Moreover, the company issued long-term debt worth $31B to finance its relatively expensive Seagen (SGEN) acquisition, increasing its execution risks on a deal some could still view as a “show-me story.”
With total debt falling to about $36.2B in Q1, management is under pressure to deliver the value proposition with its Seagen deal. However, market operators didn’t seem to like it, as PFE continued to decline over the past few weeks.
As seen above, the selloff has been brutal on investors, as PFE collapsed since forming its December 2022 highs.
It has also broken below its 50-month MA (blue line), which previously attracted long-term buyers to return. However, I have yet to glean constructive price action suggesting buyers are willing to lean in and bolster PFE at the current levels.
Despite that, I have confidence in Pfizer’s wide-moat business model and its ability to navigate its recent acquisitions as it attempts to create $45B in new long-term revenue streams by 2030, overcoming the loss of $17B from the LOEs.
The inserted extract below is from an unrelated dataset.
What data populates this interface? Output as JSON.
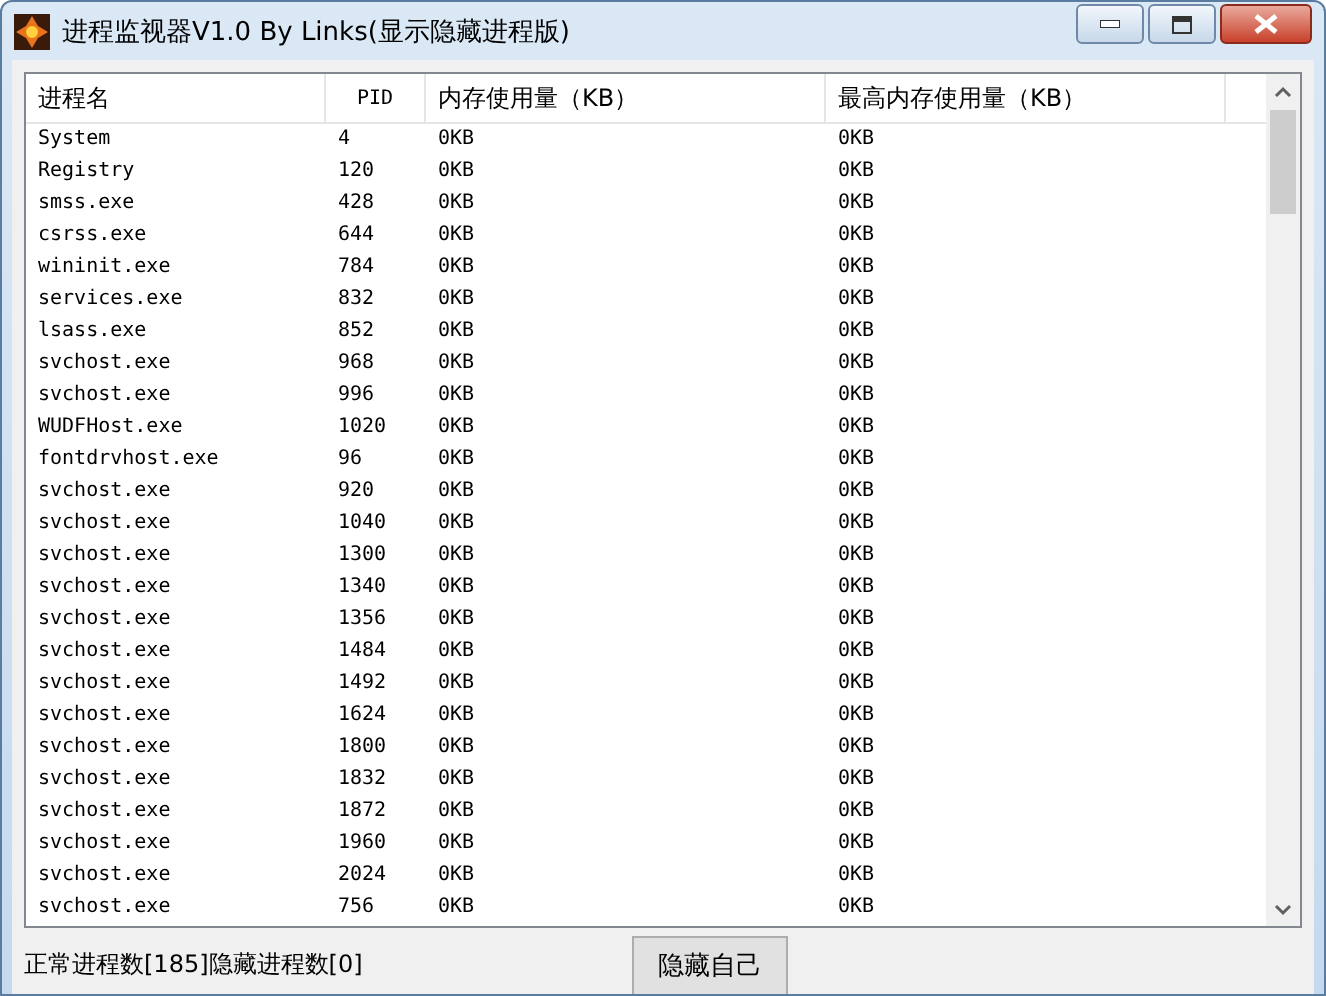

I assessed that the risk/reward still points to the upside from here, with the next possible support zone close to the $33 level. Hence, investors are encouraged to keep some spare ammo to dollar-cost average if necessary.
Rating: Strong Buy (Reiterated).
Important note: Investors are reminded to do their own due diligence and not rely on the information provided as financial advice. The rating is also not intended to time a specific entry/exit at the point of writing, unless otherwise specified.